The ‘cop shops’ are talk shops, my China



It is causing a stir on social media, but contrary to what Julius Malema and others believe, Chinese communities in South Africa have not taken the law into their own hands.
New Chinese “police stations” – one of which has just opened in Port Elizabeth – are in fact community centres working together with policing forums.
Such forums are established to improve communication and relations between the police and the Chinese-speaking community, a spokesperson for the centre said on Wednesday.
The furore arose when Twitter “celebrity” ‘Man’s Not Barry Roux’ – who has more than 460,000 followers – tweeted on Tuesday that Chinese people were now opening police stations in South Africa.
He wrote: “Now Chinese are opening their own police stations in South Africa, they have already opened 13 & this one was opened yesterday in PE.”
Many people responded.

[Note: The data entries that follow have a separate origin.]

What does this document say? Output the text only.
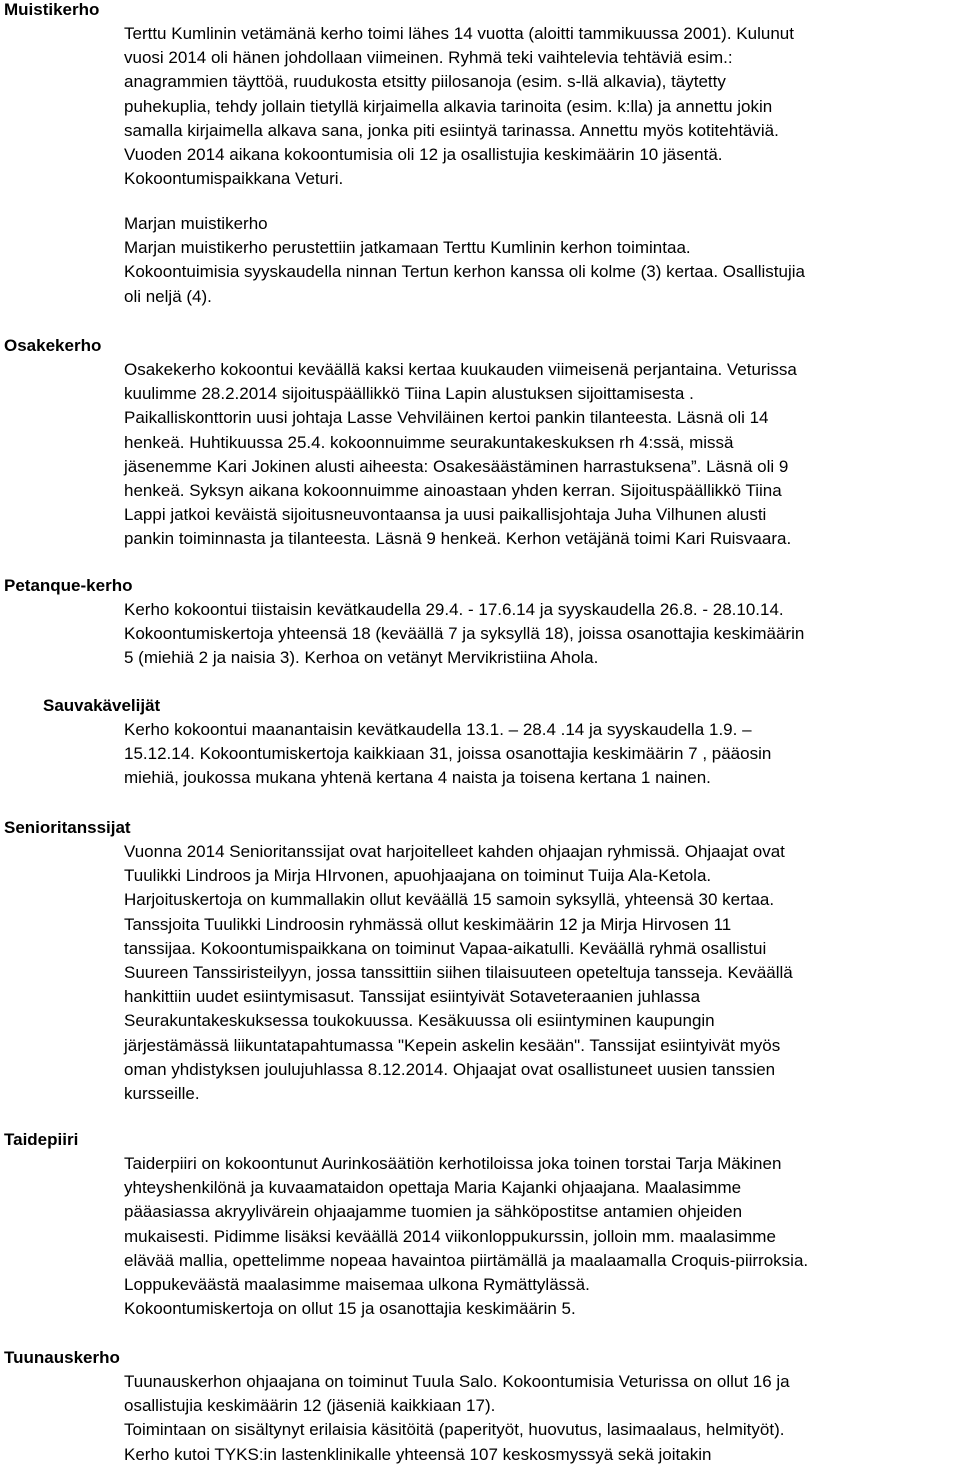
Muistikerho
Terttu Kumlinin vetämänä kerho toimi lähes 14 vuotta (aloitti tammikuussa 2001). Kulunut
vuosi 2014 oli hänen johdollaan viimeinen. Ryhmä teki vaihtelevia tehtäviä esim.:
anagrammien täyttöä, ruudukosta etsitty piilosanoja (esim. s-llä alkavia), täytetty
puhekuplia, tehdy jollain tietyllä kirjaimella alkavia tarinoita (esim. k:lla) ja annettu jokin
samalla kirjaimella alkava sana, jonka piti esiintyä tarinassa. Annettu myös kotitehtäviä.
Vuoden 2014 aikana kokoontumisia oli 12 ja osallistujia keskimäärin 10 jäsentä.
Kokoontumispaikkana Veturi.
Marjan muistikerho
Marjan muistikerho perustettiin jatkamaan Terttu Kumlinin kerhon toimintaa.
Kokoontuimisia syyskaudella ninnan Tertun kerhon kanssa oli kolme (3) kertaa. Osallistujia
oli neljä (4).
Osakekerho
Osakekerho kokoontui keväällä kaksi kertaa kuukauden viimeisenä perjantaina. Veturissa
kuulimme 28.2.2014 sijoituspäällikkö Tiina Lapin alustuksen sijoittamisesta .
Paikalliskonttorin uusi johtaja Lasse Vehviläinen kertoi pankin tilanteesta. Läsnä oli 14
henkeä. Huhtikuussa 25.4. kokoonnuimme seurakuntakeskuksen rh 4:ssä, missä
jäsenemme Kari Jokinen alusti aiheesta: Osakesäästäminen harrastuksena”. Läsnä oli 9
henkeä. Syksyn aikana kokoonnuimme ainoastaan yhden kerran. Sijoituspäällikkö Tiina
Lappi jatkoi keväistä sijoitusneuvontaansa ja uusi paikallisjohtaja Juha Vilhunen alusti
pankin toiminnasta ja tilanteesta. Läsnä 9 henkeä. Kerhon vetäjänä toimi Kari Ruisvaara.
Petanque-kerho
Kerho kokoontui tiistaisin kevätkaudella 29.4. - 17.6.14 ja syyskaudella 26.8. - 28.10.14.
Kokoontumiskertoja yhteensä 18 (keväällä 7 ja syksyllä 18), joissa osanottajia keskimäärin
5 (miehiä 2 ja naisia 3). Kerhoa on vetänyt Mervikristiina Ahola.
Sauvakävelijät
Kerho kokoontui maanantaisin kevätkaudella 13.1. – 28.4 .14 ja syyskaudella 1.9. –
15.12.14. Kokoontumiskertoja kaikkiaan 31, joissa osanottajia keskimäärin 7 , pääosin
miehiä, joukossa mukana yhtenä kertana 4 naista ja toisena kertana 1 nainen.
Senioritanssijat
Vuonna 2014 Senioritanssijat ovat harjoitelleet kahden ohjaajan ryhmissä. Ohjaajat ovat
Tuulikki Lindroos ja Mirja HIrvonen, apuohjaajana on toiminut Tuija Ala-Ketola.
Harjoituskertoja on kummallakin ollut keväällä 15 samoin syksyllä, yhteensä 30 kertaa.
Tanssjoita Tuulikki Lindroosin ryhmässä ollut keskimäärin 12 ja Mirja Hirvosen 11
tanssijaa. Kokoontumispaikkana on toiminut Vapaa-aikatulli. Keväällä ryhmä osallistui
Suureen Tanssiristeilyyn, jossa tanssittiin siihen tilaisuuteen opeteltuja tansseja. Keväällä
hankittiin uudet esiintymisasut. Tanssijat esiintyivät Sotaveteraanien juhlassa
Seurakuntakeskuksessa toukokuussa. Kesäkuussa oli esiintyminen kaupungin
järjestämässä liikuntatapahtumassa "Kepein askelin kesään". Tanssijat esiintyivät myös
oman yhdistyksen joulujuhlassa 8.12.2014. Ohjaajat ovat osallistuneet uusien tanssien
kursseille.
Taidepiiri
Taiderpiiri on kokoontunut Aurinkosäätiön kerhotiloissa joka toinen torstai Tarja Mäkinen
yhteyshenkilönä ja kuvaamataidon opettaja Maria Kajanki ohjaajana. Maalasimme
pääasiassa akryylivärein ohjaajamme tuomien ja sähköpostitse antamien ohjeiden
mukaisesti. Pidimme lisäksi keväällä 2014 viikonloppukurssin, jolloin mm. maalasimme
elävää mallia, opettelimme nopeaa havaintoa piirtämällä ja maalaamalla Croquis-piirroksia.
Loppukeväästä maalasimme maisemaa ulkona Rymättylässä.
Kokoontumiskertoja on ollut 15 ja osanottajia keskimäärin 5.
Tuunauskerho
Tuunauskerhon ohjaajana on toiminut Tuula Salo. Kokoontumisia Veturissa on ollut 16 ja
osallistujia keskimäärin 12 (jäseniä kaikkiaan 17).
Toimintaan on sisältynyt erilaisia käsitöitä (paperityöt, huovutus, lasimaalaus, helmityöt).
Kerho kutoi TYKS:in lastenklinikalle yhteensä 107 keskosmyssyä sekä joitakin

EFF leader Julius Malema exclaimed: “He Banna” [what the hell!].
Some asked who had authorised the “police stations”.
The Twitter post included a photograph of Eastern Cape provincial commissioner LtGen Liziwe Ntshinga and Chinese dignitaries.
An account belonging to a Twitter user using the handle Queen Nandi [@n_sineyi] said she had had her ID “satisfied” [certified] at the centre.

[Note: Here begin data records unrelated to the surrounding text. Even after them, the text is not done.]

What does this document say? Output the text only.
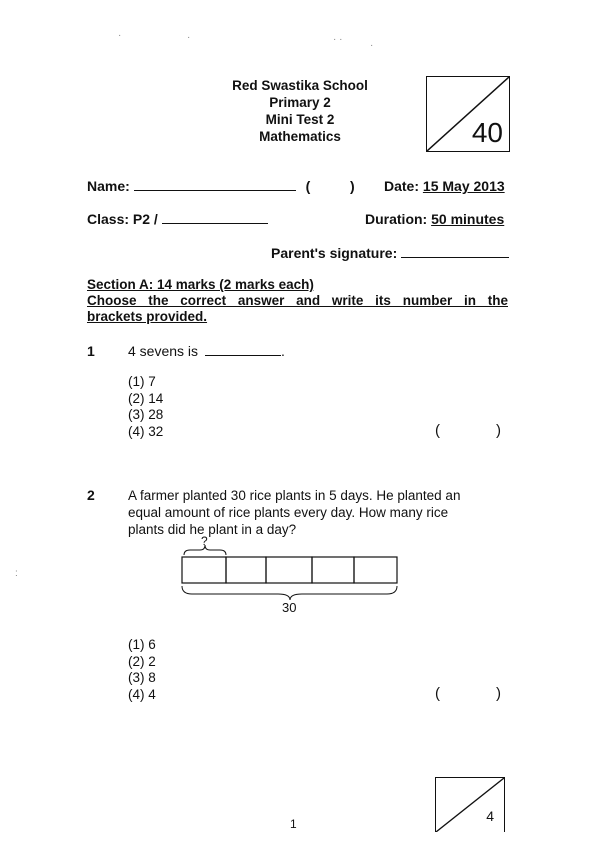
·	·	· ·
·
:
Red Swastika School
Primary 2
Mini Test 2
Mathematics	40
Name:	(	) Date: 15 May 2013
Class: P2 /	Duration: 50 minutes
Parent's signature:
Section A: 14 marks (2 marks each)
Choose the correct answer and write its number in the
brackets provided.
1 4 sevens is	.
(1) 7
(2) 14
(3) 28
(4) 32	(	)
2 A farmer planted 30 rice plants in 5 days. He planted an
equal amount of rice plants every day. How many rice
plants did he plant in a day?
?
30
(1) 6
(2) 2
(3) 8
(4) 4	(	)
4
1
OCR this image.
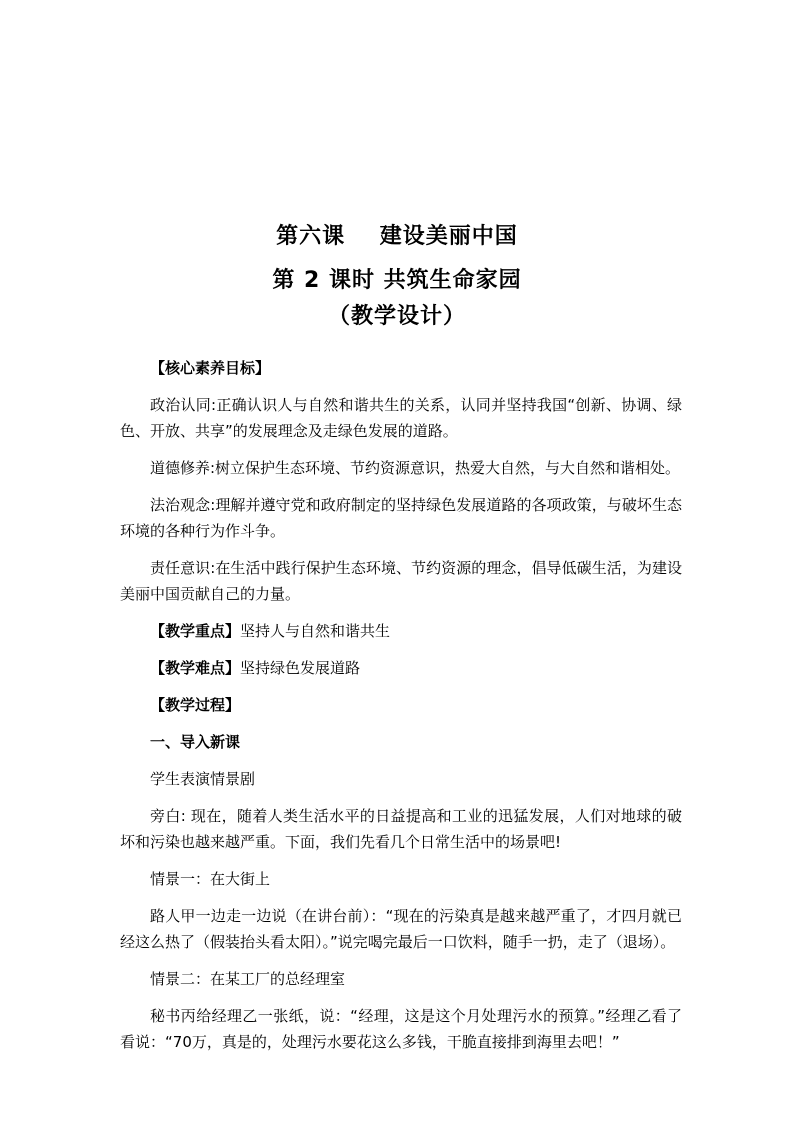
第六课    建设美丽中国

第 2 课时 共筑生命家园

（教学设计）

【核心素养目标】

政治认同:正确认识人与自然和谐共生的关系，认同并坚持我国“创新、协调、绿色、开放、共享”的发展理念及走绿色发展的道路。

道德修养:树立保护生态环境、节约资源意识，热爱大自然，与大自然和谐相处。

法治观念:理解并遵守党和政府制定的坚持绿色发展道路的各项政策，与破坏生态环境的各种行为作斗争。

责任意识:在生活中践行保护生态环境、节约资源的理念，倡导低碳生活，为建设美丽中国贡献自己的力量。

【教学重点】坚持人与自然和谐共生

【教学难点】坚持绿色发展道路

【教学过程】

一、导入新课

学生表演情景剧

旁白: 现在，随着人类生活水平的日益提高和工业的迅猛发展，人们对地球的破坏和污染也越来越严重。下面，我们先看几个日常生活中的场景吧!

情景一：在大街上

路人甲一边走一边说（在讲台前）：“现在的污染真是越来越严重了，才四月就已经这么热了（假装抬头看太阳）。”说完喝完最后一口饮料，随手一扔，走了（退场）。

情景二：在某工厂的总经理室

秘书丙给经理乙一张纸，说：“经理，这是这个月处理污水的预算。”经理乙看了看说：“70万，真是的，处理污水要花这么多钱，干脆直接排到海里去吧！”
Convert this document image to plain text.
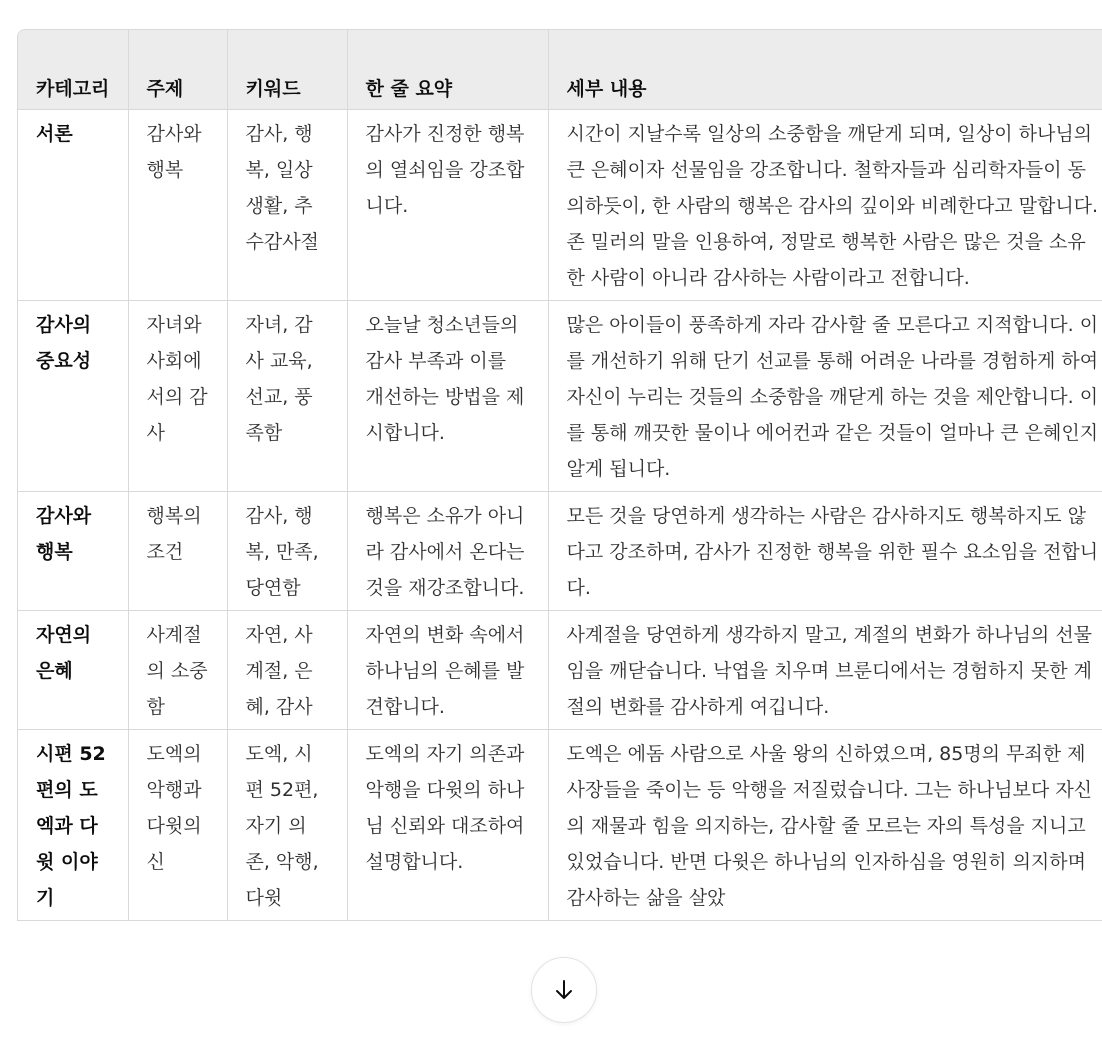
카테고리	주제	키워드	한 줄 요약	세부 내용
서론	감사와 행복	감사, 행복, 일상생활, 추수감사절	감사가 진정한 행복의 열쇠임을 강조합니다.	시간이 지날수록 일상의 소중함을 깨닫게 되며, 일상이 하나님의 큰 은혜이자 선물임을 강조합니다. 철학자들과 심리학자들이 동의하듯이, 한 사람의 행복은 감사의 깊이와 비례한다고 말합니다. 존 밀러의 말을 인용하여, 정말로 행복한 사람은 많은 것을 소유한 사람이 아니라 감사하는 사람이라고 전합니다.
감사의 중요성	자녀와 사회에서의 감사	자녀, 감사 교육, 선교, 풍족함	오늘날 청소년들의 감사 부족과 이를 개선하는 방법을 제시합니다.	많은 아이들이 풍족하게 자라 감사할 줄 모른다고 지적합니다. 이를 개선하기 위해 단기 선교를 통해 어려운 나라를 경험하게 하여 자신이 누리는 것들의 소중함을 깨닫게 하는 것을 제안합니다. 이를 통해 깨끗한 물이나 에어컨과 같은 것들이 얼마나 큰 은혜인지 알게 됩니다.
감사와 행복	행복의 조건	감사, 행복, 만족, 당연함	행복은 소유가 아니라 감사에서 온다는 것을 재강조합니다.	모든 것을 당연하게 생각하는 사람은 감사하지도 행복하지도 않다고 강조하며, 감사가 진정한 행복을 위한 필수 요소임을 전합니다.
자연의 은혜	사계절의 소중함	자연, 사계절, 은혜, 감사	자연의 변화 속에서 하나님의 은혜를 발견합니다.	사계절을 당연하게 생각하지 말고, 계절의 변화가 하나님의 선물임을 깨닫습니다. 낙엽을 치우며 브룬디에서는 경험하지 못한 계절의 변화를 감사하게 여깁니다.
시편 52편의 도엑과 다윗 이야기	도엑의 악행과 다윗의 신	도엑, 시편 52편, 자기 의존, 악행, 다윗	도엑의 자기 의존과 악행을 다윗의 하나님 신뢰와 대조하여 설명합니다.	도엑은 에돔 사람으로 사울 왕의 신하였으며, 85명의 무죄한 제사장들을 죽이는 등 악행을 저질렀습니다. 그는 하나님보다 자신의 재물과 힘을 의지하는, 감사할 줄 모르는 자의 특성을 지니고 있었습니다. 반면 다윗은 하나님의 인자하심을 영원히 의지하며 감사하는 삶을 살았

Her post fuelled the fire even further.
Jie Lee Zhang, CEO of the Chinese Community and Police Co-operation Centre, chuckled at the post, saying his organisation was far from taking over the police, as it would be unconstitutional.
Speaking from the group’s Newton Park office, Zhang said the office would become “the middleman” between SA government departments and Chinese-speaking people in South Africa.
“There is a lot of confusion because of the lack of understanding and information created by a certain group [with] their own agenda,” he said.
“We had two functions on Sunday [October 28], the first [being] the grand opening of the new Chinese Community and Police Co-operation Centre in Nelson Mandela [Bay].
“The second was the opening of the 3rd term Chinese language training programme through the SAPS, which started in 2016, at the SAPS Training Centre in Bird Street.”
Zhang said this programme was a co-operative initiative that offered training in basic Mandarin so that Chinese citizens in this country and South Africans could have a better understanding of each other.
“We have people [speaking] English and Mandarin, so in any matter that [affects] Chinese people, we can give assistance.”
The training programme was also aimed at the metro police, the municipal and provincial traffic services and community policing forums.
Police spokesperson Captain Khaya Tonjeni dismissed claims that the police were receiving police training from the Chinese.
He said this programme would ensure better communication between police officers and Chinese nationals.
“This is the third year that this training is running.
“It is an intervention by the Chinese Embassy, the SAPS and business people from China.”
According to Tonjeni, training sessions in the province began in Chinese restaurants in Port Elizabeth and East London three years ago.
The centre just opened would provide a space for learning.
The initiative arose from the fact that when Chinese citizens wanted to report crimes, there was a language barrier.
A simple form of Mandarin was taught to police working with the public.
“[They are] taught basic vocabulary to help them understand when Mandarin speakers come to lay [complaints] at the police station.”